Prof. Joaquim Ferreira: O tratamento da doença de Parkinson é muito eficaz e consiste em repor a dopamina que escassa no cérebro. Existem múltiplos fármacos seguros e eficazes na melhoria dos sintomas como o tremor, lentidão e rigidez. Existem também tratamentos para a memória, ansiedade, tristeza, prisão de ventre. Idealmente, os doentes devem ser integrados em equipas interdisdisciplinares para a abordar e tratar de forma global os sintomas da doença.
O tratamento cirúrgico pode servir para todos os doentes? Quais os critérios que levam à escolha desta possibilidade terapêutica?
Dra. Ana Castro Caldas: Infelizmente, apenas uma percentagem reduzida de doentes se torna candidata à cirurgia (cerca de 10-15%). Visto tratar-se de uma cirurgia complexa e com riscos associados (como todas as cirurgias), a inclusão de doentes no programa de cirurgia é muito rigorosa. A indicação mais frequente ocorre quando, com o agravamento da doença, os doentes passam a ter uma incapacidade importante que não responde à medicação. Neste caso, os doentes têm períodos em que a medicação é eficaz (período ON) e passado umas horas apresentam pioria do tremor, da voz, do andar como se a medicação perdesse o efeito (período OFF).
Ainda assim, muitos doentes nunca são encaminhados ou são encaminhados tarde demais. Na dúvida, todos os doentes devem ser referenciados para os centros de cirurgia.
Qual o prognóstico desta doença?
Prof. Joaquim Ferreira: Como já foi dito anteriormente, a doença de Parkinson é uma condição crónica e progressiva para o qual não existe cura. No entanto, a forma e a velocidade com que evolui é extremamente variável. Por um lado, a ausência de progressão exclui o seu diagnóstico, por outro lado, o agravamento muito rápido, sugere outra doença alternativa. De uma forma geral, a esperança de vida diminui ligeiramente, mas a maioria das pessoas vivem muito tempo e com boa qualidade de vida.
Uma vez que falamos em prognóstico, que medidas gerais podem ajudar a prevenir o declínio ou agravamento da patologia, permitindo os doentes manter alguma qualidade de vida?
Dra. Ana Castro Caldas: Os fatores mais importantes para estabilidade da doença são o estilo de vida saudável que inclui exercício físico, estímulo social e cognitivo intenso, controlo dos fatores de risco vasculares e acompanhamento médico frequente para ajuste da medicação e monitorização da progressão da doença, assim como a identificação de efeitos adversos dos medicamentos.

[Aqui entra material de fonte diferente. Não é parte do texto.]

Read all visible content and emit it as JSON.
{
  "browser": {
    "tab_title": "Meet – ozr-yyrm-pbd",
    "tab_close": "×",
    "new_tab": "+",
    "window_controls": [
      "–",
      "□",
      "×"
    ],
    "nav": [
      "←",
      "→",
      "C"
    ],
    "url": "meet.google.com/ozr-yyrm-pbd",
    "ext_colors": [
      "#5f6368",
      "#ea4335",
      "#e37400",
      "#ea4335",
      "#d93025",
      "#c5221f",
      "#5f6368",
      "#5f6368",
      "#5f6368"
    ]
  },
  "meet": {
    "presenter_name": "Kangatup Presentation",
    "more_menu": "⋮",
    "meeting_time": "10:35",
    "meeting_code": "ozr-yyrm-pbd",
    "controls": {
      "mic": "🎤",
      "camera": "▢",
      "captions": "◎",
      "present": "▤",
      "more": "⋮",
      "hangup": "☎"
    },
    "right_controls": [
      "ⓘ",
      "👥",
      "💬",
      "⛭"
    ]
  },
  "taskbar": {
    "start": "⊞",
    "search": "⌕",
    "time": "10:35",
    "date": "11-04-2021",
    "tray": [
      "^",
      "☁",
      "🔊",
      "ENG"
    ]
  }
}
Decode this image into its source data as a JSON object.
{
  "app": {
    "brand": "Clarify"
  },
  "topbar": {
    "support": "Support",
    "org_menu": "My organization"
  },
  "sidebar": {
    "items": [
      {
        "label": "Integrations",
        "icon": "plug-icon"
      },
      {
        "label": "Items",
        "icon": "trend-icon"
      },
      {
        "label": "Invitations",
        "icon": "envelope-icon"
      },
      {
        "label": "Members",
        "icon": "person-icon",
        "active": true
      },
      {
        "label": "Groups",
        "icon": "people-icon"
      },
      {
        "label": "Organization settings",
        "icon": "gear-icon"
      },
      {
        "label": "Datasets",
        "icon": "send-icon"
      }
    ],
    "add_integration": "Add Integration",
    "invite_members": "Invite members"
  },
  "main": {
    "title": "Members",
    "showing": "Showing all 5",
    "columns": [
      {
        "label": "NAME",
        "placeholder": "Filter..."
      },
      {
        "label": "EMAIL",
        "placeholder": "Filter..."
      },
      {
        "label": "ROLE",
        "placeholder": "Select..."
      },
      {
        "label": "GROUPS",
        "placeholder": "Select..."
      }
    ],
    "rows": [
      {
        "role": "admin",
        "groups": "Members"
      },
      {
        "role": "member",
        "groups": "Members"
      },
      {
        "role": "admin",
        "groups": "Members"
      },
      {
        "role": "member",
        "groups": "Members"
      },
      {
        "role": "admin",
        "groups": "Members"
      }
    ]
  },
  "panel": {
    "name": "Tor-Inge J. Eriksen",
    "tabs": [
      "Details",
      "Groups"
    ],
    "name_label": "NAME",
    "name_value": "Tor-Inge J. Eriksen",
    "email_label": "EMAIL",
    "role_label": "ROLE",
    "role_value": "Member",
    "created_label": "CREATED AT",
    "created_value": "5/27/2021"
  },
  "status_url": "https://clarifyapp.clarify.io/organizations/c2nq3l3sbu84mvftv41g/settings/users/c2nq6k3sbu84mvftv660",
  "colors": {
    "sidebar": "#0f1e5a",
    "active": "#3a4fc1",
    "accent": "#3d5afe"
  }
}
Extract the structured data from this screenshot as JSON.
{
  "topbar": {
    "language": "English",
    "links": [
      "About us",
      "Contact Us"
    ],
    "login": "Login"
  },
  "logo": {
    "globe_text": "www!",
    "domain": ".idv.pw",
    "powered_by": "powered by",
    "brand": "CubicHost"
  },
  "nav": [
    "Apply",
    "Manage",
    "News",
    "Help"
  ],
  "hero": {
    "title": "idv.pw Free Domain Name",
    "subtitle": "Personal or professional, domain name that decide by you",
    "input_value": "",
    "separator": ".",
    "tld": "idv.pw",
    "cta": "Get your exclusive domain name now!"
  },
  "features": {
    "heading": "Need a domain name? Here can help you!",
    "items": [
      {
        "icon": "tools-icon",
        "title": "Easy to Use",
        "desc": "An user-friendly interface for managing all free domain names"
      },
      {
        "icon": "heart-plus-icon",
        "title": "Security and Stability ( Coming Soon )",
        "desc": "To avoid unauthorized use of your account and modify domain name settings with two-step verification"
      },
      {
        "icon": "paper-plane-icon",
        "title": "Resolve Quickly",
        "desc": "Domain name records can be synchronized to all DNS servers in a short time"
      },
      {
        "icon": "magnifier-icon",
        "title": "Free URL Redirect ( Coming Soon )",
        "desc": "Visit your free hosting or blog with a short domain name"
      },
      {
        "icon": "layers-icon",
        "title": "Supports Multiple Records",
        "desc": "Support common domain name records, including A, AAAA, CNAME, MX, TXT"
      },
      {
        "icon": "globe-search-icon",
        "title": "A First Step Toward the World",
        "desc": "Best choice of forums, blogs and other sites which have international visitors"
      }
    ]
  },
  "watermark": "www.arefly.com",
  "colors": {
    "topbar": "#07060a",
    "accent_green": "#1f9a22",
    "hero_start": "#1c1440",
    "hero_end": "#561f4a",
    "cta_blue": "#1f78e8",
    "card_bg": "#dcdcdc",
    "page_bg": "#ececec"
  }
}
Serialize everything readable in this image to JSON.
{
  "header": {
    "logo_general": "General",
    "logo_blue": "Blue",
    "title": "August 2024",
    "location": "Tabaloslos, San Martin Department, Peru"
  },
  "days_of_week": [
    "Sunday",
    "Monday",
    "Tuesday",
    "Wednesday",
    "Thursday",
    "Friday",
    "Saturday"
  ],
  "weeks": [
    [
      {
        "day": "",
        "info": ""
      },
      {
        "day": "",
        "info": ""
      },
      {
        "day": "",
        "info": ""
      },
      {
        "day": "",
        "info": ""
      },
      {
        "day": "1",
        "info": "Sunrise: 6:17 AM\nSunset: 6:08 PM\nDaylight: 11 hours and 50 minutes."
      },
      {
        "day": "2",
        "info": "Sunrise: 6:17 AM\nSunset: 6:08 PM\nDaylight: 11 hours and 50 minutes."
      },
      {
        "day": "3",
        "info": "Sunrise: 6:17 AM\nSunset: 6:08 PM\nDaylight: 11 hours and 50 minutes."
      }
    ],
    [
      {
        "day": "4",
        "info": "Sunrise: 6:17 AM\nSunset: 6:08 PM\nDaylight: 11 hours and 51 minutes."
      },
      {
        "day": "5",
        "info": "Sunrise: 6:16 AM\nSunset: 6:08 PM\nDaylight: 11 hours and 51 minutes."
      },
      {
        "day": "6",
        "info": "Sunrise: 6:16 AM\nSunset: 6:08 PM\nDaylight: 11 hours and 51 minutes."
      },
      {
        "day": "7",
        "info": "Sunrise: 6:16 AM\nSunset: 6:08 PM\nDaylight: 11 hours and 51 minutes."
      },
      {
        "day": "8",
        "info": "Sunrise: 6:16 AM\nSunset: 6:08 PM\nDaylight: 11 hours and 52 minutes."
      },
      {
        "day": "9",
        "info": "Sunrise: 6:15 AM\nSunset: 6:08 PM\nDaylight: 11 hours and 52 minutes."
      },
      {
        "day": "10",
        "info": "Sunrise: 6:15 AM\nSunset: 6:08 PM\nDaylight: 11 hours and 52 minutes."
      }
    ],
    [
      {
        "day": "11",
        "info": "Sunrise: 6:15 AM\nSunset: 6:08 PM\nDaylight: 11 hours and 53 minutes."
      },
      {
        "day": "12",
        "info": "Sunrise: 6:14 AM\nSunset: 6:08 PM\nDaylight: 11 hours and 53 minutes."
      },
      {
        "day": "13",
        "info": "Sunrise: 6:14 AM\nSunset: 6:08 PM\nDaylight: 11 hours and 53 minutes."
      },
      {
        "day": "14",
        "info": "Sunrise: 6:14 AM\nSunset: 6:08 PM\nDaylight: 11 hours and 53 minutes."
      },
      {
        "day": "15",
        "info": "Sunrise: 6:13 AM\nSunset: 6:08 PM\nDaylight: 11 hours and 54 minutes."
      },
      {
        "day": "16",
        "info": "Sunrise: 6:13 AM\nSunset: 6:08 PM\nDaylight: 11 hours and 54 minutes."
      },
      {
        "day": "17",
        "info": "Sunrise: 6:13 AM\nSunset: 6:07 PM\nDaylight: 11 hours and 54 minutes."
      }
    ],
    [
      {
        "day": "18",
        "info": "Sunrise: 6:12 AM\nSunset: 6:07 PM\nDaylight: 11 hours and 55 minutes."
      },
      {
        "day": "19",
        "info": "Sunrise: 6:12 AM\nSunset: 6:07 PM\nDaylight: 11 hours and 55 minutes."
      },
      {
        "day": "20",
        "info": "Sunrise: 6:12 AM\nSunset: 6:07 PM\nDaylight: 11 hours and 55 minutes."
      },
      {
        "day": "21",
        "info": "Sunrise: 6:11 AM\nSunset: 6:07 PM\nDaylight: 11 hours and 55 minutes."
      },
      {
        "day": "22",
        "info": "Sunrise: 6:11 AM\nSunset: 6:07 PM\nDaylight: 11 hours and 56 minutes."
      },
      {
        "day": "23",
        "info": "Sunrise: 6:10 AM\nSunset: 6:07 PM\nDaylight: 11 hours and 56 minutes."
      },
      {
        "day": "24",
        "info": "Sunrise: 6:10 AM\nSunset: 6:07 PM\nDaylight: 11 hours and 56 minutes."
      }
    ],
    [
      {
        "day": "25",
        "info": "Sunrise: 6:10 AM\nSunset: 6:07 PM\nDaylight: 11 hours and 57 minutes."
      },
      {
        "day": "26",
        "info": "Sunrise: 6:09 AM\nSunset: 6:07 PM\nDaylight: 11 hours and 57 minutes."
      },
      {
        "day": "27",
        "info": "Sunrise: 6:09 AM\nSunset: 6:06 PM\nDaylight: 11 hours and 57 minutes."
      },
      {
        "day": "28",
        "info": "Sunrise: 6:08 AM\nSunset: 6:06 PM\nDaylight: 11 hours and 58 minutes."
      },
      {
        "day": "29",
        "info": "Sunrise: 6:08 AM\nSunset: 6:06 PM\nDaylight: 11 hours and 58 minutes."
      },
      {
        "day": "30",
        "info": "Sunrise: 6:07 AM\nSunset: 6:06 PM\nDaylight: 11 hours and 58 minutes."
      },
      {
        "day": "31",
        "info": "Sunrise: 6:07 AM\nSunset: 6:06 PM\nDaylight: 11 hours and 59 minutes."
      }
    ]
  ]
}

No âmbito deste tema, que mensagem ou ideias-chave gostariam de deixar?
Prof. Joaquim Ferreira: Um dos aspetos mais importantes é a integração das pessoas com doença de Parkinson em equipas interdisciplinares centradas no doente. É essencial que o doente e a sua rede de suporte familiar conheçam a doença e o seu tratamento disponível para que, em pareceria com o médico, sejam tomadas decisões terapêuticas e até de fim de vida.